The tour was an experiment which encouraged some remarkable discussions and opened up new possibilities, not least in how local people can take responsibility for their future. Finding a voice and being really listened to were recurring themes, especially for those in very rural and peripheral parts who feel disconnected from decision-making in more central areas. To that extent, exploring ways to restore autonomy to those who are most affected by choices made elsewhere, and encouraging taking responsibility in uncertain times, is reminiscent of mediation at its best. And, in a sense, that is also what the tour was about. We were demonstrating that mediation skills and techniques can be translated into broader decision-making.
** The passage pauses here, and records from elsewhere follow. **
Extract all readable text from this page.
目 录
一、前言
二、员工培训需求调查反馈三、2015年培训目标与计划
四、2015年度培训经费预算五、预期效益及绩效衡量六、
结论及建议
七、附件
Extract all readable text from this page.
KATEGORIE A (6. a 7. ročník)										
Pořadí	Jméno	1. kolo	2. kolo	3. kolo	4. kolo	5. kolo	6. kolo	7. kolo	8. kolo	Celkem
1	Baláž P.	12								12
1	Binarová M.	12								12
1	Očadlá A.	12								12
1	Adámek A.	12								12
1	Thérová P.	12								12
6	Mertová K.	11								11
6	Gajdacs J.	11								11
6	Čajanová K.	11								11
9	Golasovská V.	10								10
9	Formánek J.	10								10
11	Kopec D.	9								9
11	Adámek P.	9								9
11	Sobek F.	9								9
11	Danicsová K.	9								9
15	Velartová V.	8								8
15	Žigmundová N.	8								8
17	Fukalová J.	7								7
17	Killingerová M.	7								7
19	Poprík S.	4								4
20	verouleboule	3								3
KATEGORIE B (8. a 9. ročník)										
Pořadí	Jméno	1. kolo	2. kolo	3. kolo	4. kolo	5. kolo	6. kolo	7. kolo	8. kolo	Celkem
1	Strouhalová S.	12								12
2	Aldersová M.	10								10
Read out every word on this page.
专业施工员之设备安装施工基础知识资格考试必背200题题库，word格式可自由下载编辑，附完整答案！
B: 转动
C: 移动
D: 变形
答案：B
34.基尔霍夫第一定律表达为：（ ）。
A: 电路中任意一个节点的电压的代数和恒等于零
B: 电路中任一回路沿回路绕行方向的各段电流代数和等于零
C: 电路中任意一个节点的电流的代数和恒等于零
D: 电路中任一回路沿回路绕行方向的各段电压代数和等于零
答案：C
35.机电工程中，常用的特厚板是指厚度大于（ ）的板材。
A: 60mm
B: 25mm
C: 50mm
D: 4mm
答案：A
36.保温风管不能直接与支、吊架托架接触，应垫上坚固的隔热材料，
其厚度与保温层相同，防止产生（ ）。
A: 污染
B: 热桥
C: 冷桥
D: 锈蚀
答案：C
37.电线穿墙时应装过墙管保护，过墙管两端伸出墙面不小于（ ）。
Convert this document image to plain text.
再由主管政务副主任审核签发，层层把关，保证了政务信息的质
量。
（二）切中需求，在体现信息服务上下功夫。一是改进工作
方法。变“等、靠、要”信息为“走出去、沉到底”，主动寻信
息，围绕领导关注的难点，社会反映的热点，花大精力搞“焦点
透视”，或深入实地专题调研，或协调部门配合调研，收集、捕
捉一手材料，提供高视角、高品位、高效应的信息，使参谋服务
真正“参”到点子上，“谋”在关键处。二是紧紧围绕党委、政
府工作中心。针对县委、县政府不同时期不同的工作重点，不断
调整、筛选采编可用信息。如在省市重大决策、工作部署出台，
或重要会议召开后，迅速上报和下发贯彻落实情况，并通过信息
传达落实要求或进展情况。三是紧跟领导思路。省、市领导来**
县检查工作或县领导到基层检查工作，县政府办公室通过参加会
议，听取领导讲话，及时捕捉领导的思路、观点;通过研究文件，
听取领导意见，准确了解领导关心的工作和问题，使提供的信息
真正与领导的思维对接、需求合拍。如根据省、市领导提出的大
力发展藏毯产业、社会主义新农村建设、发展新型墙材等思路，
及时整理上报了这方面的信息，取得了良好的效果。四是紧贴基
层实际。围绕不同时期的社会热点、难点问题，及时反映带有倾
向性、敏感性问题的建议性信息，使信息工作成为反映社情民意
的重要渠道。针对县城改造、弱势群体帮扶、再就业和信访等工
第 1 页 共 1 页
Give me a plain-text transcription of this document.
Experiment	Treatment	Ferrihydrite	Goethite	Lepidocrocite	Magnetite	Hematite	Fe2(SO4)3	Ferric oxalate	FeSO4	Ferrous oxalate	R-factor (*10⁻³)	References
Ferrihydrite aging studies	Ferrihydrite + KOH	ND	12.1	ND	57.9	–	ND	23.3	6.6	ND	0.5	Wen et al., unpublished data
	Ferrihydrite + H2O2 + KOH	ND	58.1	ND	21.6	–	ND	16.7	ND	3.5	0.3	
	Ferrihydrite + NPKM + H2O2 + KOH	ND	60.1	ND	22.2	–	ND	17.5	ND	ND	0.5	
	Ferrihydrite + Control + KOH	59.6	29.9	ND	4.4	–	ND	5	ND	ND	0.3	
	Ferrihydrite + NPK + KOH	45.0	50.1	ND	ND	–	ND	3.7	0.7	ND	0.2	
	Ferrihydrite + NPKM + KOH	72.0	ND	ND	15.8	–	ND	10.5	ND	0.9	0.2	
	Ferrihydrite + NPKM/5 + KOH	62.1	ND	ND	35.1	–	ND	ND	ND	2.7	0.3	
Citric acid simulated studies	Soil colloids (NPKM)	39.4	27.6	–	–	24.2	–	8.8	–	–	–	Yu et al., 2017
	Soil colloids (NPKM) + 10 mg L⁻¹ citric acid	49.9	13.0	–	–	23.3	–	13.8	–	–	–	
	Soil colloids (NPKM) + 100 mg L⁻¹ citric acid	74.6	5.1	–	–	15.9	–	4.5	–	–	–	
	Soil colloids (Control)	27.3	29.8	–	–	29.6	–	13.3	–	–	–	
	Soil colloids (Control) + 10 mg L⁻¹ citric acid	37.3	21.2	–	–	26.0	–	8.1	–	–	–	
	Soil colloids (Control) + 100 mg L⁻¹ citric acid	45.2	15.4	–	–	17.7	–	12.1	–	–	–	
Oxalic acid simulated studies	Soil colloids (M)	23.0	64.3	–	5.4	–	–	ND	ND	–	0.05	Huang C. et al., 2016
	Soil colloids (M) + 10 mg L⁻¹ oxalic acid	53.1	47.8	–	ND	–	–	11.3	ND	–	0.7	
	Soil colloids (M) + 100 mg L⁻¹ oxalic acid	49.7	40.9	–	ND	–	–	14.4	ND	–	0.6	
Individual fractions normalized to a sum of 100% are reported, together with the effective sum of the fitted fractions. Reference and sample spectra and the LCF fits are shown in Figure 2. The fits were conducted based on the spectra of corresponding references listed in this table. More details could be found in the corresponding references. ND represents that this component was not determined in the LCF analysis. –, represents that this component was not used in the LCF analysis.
The fact that we were, with Collaborative Scotland, completely unaligned and impartial (and acting pro bono) also brought credibility and authority to the project, as good mediators seek to do.
We grounded the project in the Commitment to Respectful Dialogue, Collaborative Scotland’s eight-point protocol for handling difficult conversations which we had been privileged to promote at an earlier event in the Scottish Parliament, addressed by our first Patron, Ken Cloke. A number of MSPs and leaders of civic Scotland signed the Commitment that evening (see it at www.collaborativescotland.org). This theme of thoughtful collaboration is reflected in an Afterword to the recent historic joint agreement between the Scottish Government and BMA on the delivery of GP services, which describes a new “Scottish Negotiating Approach” and the collaborative relationship which the parties created to agree the contract. They anticipate it will set the tone for the future of primary healthcare in Scotland. There is a new direction of travel here.
I have been reflecting on these experiences as we observe the Brexit negotiations. It is hard not to feel that the approach to these lacks the discipline and basic tenets of effective negotiation. How well prepared are the negotiators? How clear and specific are the objectives? What thought has been given to strategy? Relationships are critical to good negotiations. How much effort has gone into building respectful relationships? To what extent has thought been given to language, messaging, finding common ground, really understanding and acknowledging underlying issues and the needs on all sides? Are the negotiators listening as well as asserting? What is the range of options available and capable of being developed? What criteria need to be applied to assess various possibilities? Crucially, how much time has been spent on analysing the alternatives to reaching agreement, objectively and with real data? Without such information, it is surely impossible to measure the acceptability of proposals made.
In a mediation not long ago, one party chose to prepare and circulate, at the last minute, a summary of its position which the other party felt was provocative and antagonistic. The consequence was an adverse reaction by the other party, manifested in a hostile presentation in the early stages of the mediation day. In turn, the first party was shocked by this response, seemingly having not considered the potential effect of their written paper. The upshot was reinforcement of preconceptions and prejudices. A lot of work was required to restore a working relationship. This cost significant time which could otherwise have been used creatively. The Brexit negotiations appear, at least on their face, sometimes to replicate this sort of unhelpful behaviour. Commitment to respectful dialogue and to finding underlying interests, especially in tough moments, seems vital. Courage in managing outside constituencies would be a real sign of leadership. What applies in rural Scotland, in public sector negotiations, and in commercial dispute resolution, is just as applicable in international political diplomacy.